Peacock & Crispell: Azure

Gary Peacock and Marilyn Crispell in undated and unattributed publicity photo from Rubin Museum website.

Gary Peacock and Marilyn Crispell in undated and unattributed publicity photo from Rubin Museum website.

The new album Azure (ECM 2013), pairing bassist Gary Peacock and pianist Marilyn Crispell, was launched tonight by a performance at the Rubin Museum of Art in Manhattan.

Peacock and Crispell both of course have impeccable jazz pedigrees. Peacock goes back to the golden era of the jazz avant-garde. He played in one of the great incarnations of the Bill Evans trio along side Paul Motian and earned his free jazz bona fides by recording with Albert Ayler on Spiritual Unity (on the nonpareil but short-lived label ESP in 1964). He was then in and out of jazz returning first with Paul Bley than Keith Jarrett. Marilyn Crispell is of a later generation, who entered jazz through an academic door at the New England Conservatory. She nonetheless also earned her stripes working with Anthony Braxton for 10 years.

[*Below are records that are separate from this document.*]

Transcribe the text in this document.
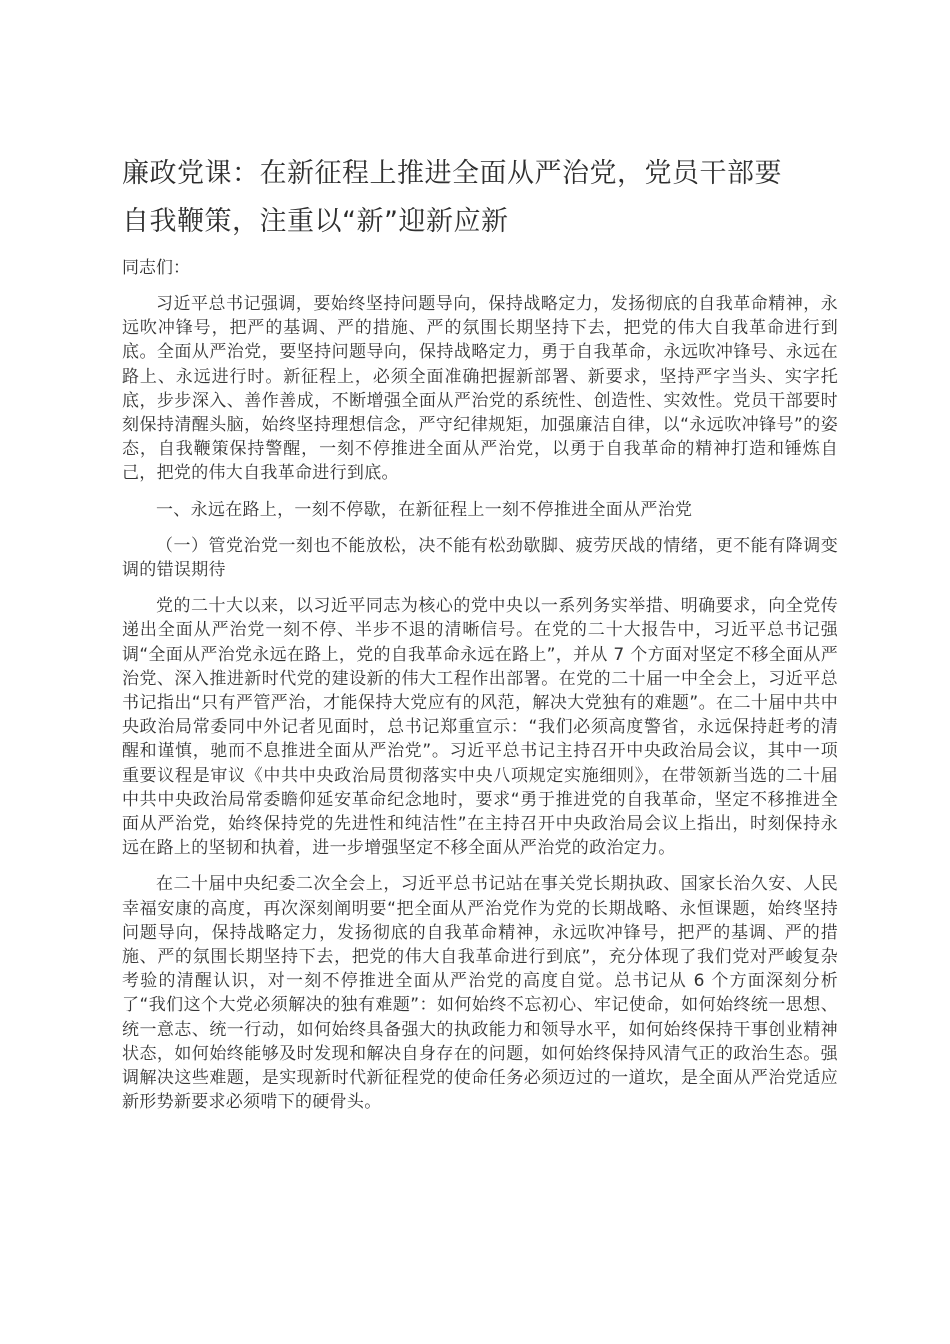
廉政党课：在新征程上推进全面从严治党，党员干部要
自我鞭策，注重以“新”迎新应新

同志们：

习近平总书记强调，要始终坚持问题导向，保持战略定力，发扬彻底的自我革命精神，永远吹冲锋号，把严的基调、严的措施、严的氛围长期坚持下去，把党的伟大自我革命进行到底。全面从严治党，要坚持问题导向，保持战略定力，勇于自我革命，永远吹冲锋号、永远在路上、永远进行时。新征程上，必须全面准确把握新部署、新要求，坚持严字当头、实字托底，步步深入、善作善成，不断增强全面从严治党的系统性、创造性、实效性。党员干部要时刻保持清醒头脑，始终坚持理想信念，严守纪律规矩，加强廉洁自律，以“永远吹冲锋号”的姿态，自我鞭策保持警醒，一刻不停推进全面从严治党，以勇于自我革命的精神打造和锤炼自己，把党的伟大自我革命进行到底。

一、永远在路上，一刻不停歇，在新征程上一刻不停推进全面从严治党

（一）管党治党一刻也不能放松，决不能有松劲歇脚、疲劳厌战的情绪，更不能有降调变调的错误期待

党的二十大以来，以习近平同志为核心的党中央以一系列务实举措、明确要求，向全党传递出全面从严治党一刻不停、半步不退的清晰信号。在党的二十大报告中，习近平总书记强调“全面从严治党永远在路上，党的自我革命永远在路上”，并从 7 个方面对坚定不移全面从严治党、深入推进新时代党的建设新的伟大工程作出部署。在党的二十届一中全会上，习近平总书记指出“只有严管严治，才能保持大党应有的风范，解决大党独有的难题”。在二十届中共中央政治局常委同中外记者见面时，总书记郑重宣示：“我们必须高度警省，永远保持赶考的清醒和谨慎，驰而不息推进全面从严治党”。习近平总书记主持召开中央政治局会议，其中一项重要议程是审议《中共中央政治局贯彻落实中央八项规定实施细则》，在带领新当选的二十届中共中央政治局常委瞻仰延安革命纪念地时，要求“勇于推进党的自我革命，坚定不移推进全面从严治党，始终保持党的先进性和纯洁性”在主持召开中央政治局会议上指出，时刻保持永远在路上的坚韧和执着，进一步增强坚定不移全面从严治党的政治定力。

在二十届中央纪委二次全会上，习近平总书记站在事关党长期执政、国家长治久安、人民幸福安康的高度，再次深刻阐明要“把全面从严治党作为党的长期战略、永恒课题，始终坚持问题导向，保持战略定力，发扬彻底的自我革命精神，永远吹冲锋号，把严的基调、严的措施、严的氛围长期坚持下去，把党的伟大自我革命进行到底”，充分体现了我们党对严峻复杂考验的清醒认识，对一刻不停推进全面从严治党的高度自觉。总书记从 6 个方面深刻分析了“我们这个大党必须解决的独有难题”：如何始终不忘初心、牢记使命，如何始终统一思想、统一意志、统一行动，如何始终具备强大的执政能力和领导水平，如何始终保持干事创业精神状态，如何始终能够及时发现和解决自身存在的问题，如何始终保持风清气正的政治生态。强调解决这些难题，是实现新时代新征程党的使命任务必须迈过的一道坎，是全面从严治党适应新形势新要求必须啃下的硬骨头。
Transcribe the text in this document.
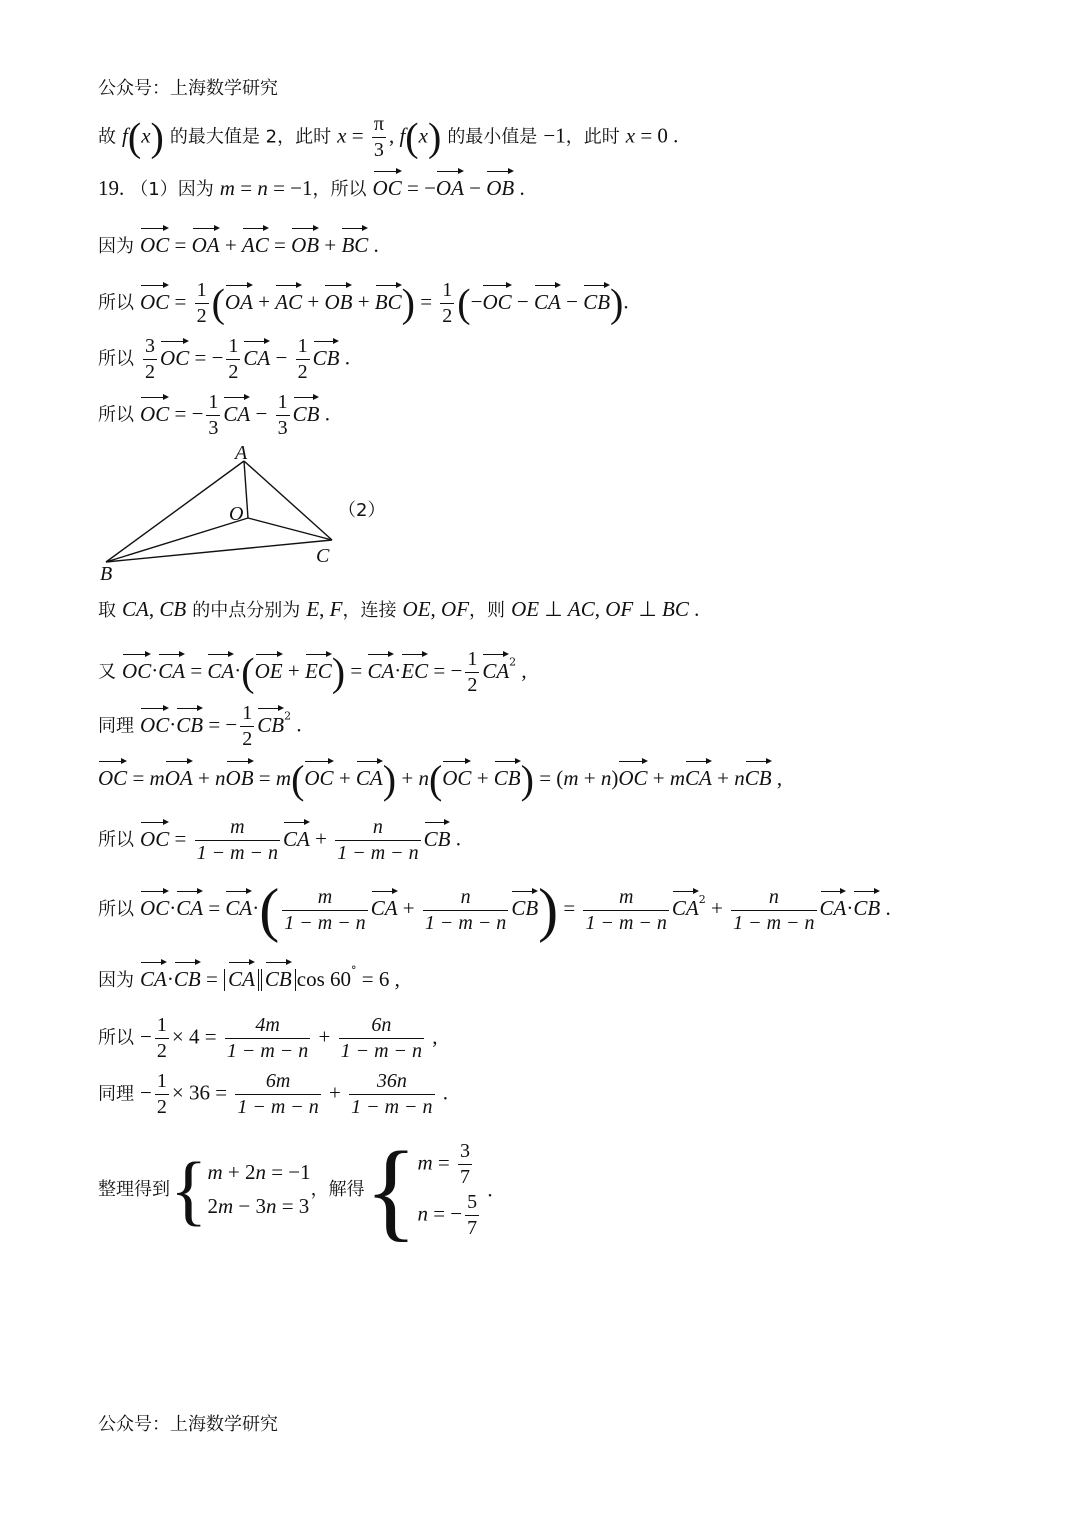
公众号：上海数学研究
故 f(x) 的最大值是 2，此时 $x = \frac{\pi}{3}$ , f(x) 的最小值是 −1，此时 x = 0 .
19. （1）因为 m = n = −1，所以 OC = −OA − OB .
因为 OC = OA + AC = OB + BC .
所以 OC = $\frac{1}{2} (OA$ + AC + OB + $BC) = \frac{1}{2} (-OC$ − CA − CB).
所以 $\frac{3}{2}$ OC = − $\frac{1}{2}$ CA − $\frac{1}{2}$ CB .
所以 OC = − $\frac{1}{3}$ CA − $\frac{1}{3}$ CB .
A
O
B
C
（2）
取 CA, CB 的中点分别为 E, F，连接 OE, OF，则 OE ⊥ AC, OF ⊥ BC .
又 OC·CA = CA·(OE + EC) = CA·EC = − $\frac{1}{2} CA^2$ ,
同理 OC·CB = − $\frac{1}{2} CB^2$ .
OC = mOA + nOB = m(OC + CA) + n(OC + CB) = (m + n)OC + mCA + nCB ,
所以 OC = $\frac{m}{1 - m - n}$ CA + $\frac{n}{1 - m - n}$ CB .
所以 $OC\cdot CA = CA\cdot( \frac{m}{1 - m - n}$ CA + $\frac{n}{1 - m - n} CB) = \frac{m}{1 - m - n} CA^2 + \frac{n}{1 - m - n} CA\cdot CB$ .
因为 CA·CB = CA CB cos 60° = 6 ,
所以 − $\frac{1}{2} \times 4 = \frac{4m}{1 - m - n} + \frac{6n}{1 - m - n}$ ,
同理 − $\frac{1}{2} \times 36 = \frac{6m}{1 - m - n} + \frac{36n}{1 - m - n}$ .
整理得到{ m + 2n = −1
2m − 3n = 3
，解得{ $m = \frac{3}{7}$
n = − $\frac{5}{7}$
.
公众号：上海数学研究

Peacock and Crispell have a history that goes back for several years. They recorded as a trio with Paul Motian (on ECM), including an album of the music of Peacock’s then wife, Annette Peacock (Nothing Ever Was). Since Motian’s tragic death in 2011, they have worked as a duo, although this is the first album that resulted from that collaboration.

The album itself was recorded in 2011 (in Saugerties, New York). That it is only now seeing the light of day is a testament to the decrepit condition of jazz labels in the age of Youtube and streamed or self-produced albums.

Jazz labels may feel that they do not need to take advantage of more current production and distribution systems under the believe that the days of jazz are passing with the aging of its last generation of fans. Some maintain that jazz is suffering a twin death: part of it (the younger musicians) are being absorbed into an amorphous world music genre, the rest of it is becoming more of a museum than a living art form.

The new album by Peacock and Crispell will not disprove that theory. If anything, their collaboration is the perfect summary of a couple of strains of the avant-garde since the early 1960s. Crispell’s piano pieces both in composition and playing technique are reminiscent of the music of the early Cecil Taylor, who she acknowledge was her first influence. Aging jazz fans needn’t worry that the influence went much beyond the mid-1960s. Crispell is far too academically inclined to begin by lying on the floor or engage in the kind of vocalizing that the later Taylor often allowed himself to do. Crispell’s work is much more composed (it is actually through-composed with written music) than Taylor’s ever was. The constraint on improvisation might be due to her long stint with Braxton.

Crispell’s academic orientation doesn’t end with Taylor. She has absorbed the chromaticism of Bill Evans and Don Pullen (although not the propulsive drive). Peacock is of course one of a kind, whose individual voice and plucking attack reflects his immersion in the beginnings of free jazz.

The Rubin makes its jazz performers pick a piece currently on exhibit and “create music: around it. This being an album release, the exercise was somewhat academic. Nevertheless, Crispell was game and picked two “Buddhas” as she called them (one was a bodhisattva) and claimed that they reflected the “compassion” that the album was about. It struck me as odd that Peacock, who actually studied Zen, wasn’t the one who picked the art. But perhaps it was his comment on how unhelpful the Rubin’s exercise is.

In any event, the performance was warmly received. It was a nostalgic tour of the kind of music that can result from unmooring jazz from the song-format and beebop’s harmonic framework. The angular harmonies of post-60s free jazz were all on display, but in the tempered kind of way that ECM likes to package its music. Crispell’s compositions (particularly “Waltz After David M”) show that the free jazz vocabulary can include a tonal, and even sentimental, center. This piece itself is worth the price of the album, especially for those of us who mourn the passing of the genre (and so many other things). Jazz has been dying for a long time. In fact, Roy Eldridge said that jazz was the music of those desperately trying to be happy, despite the circumstances. But that might not be said of all art.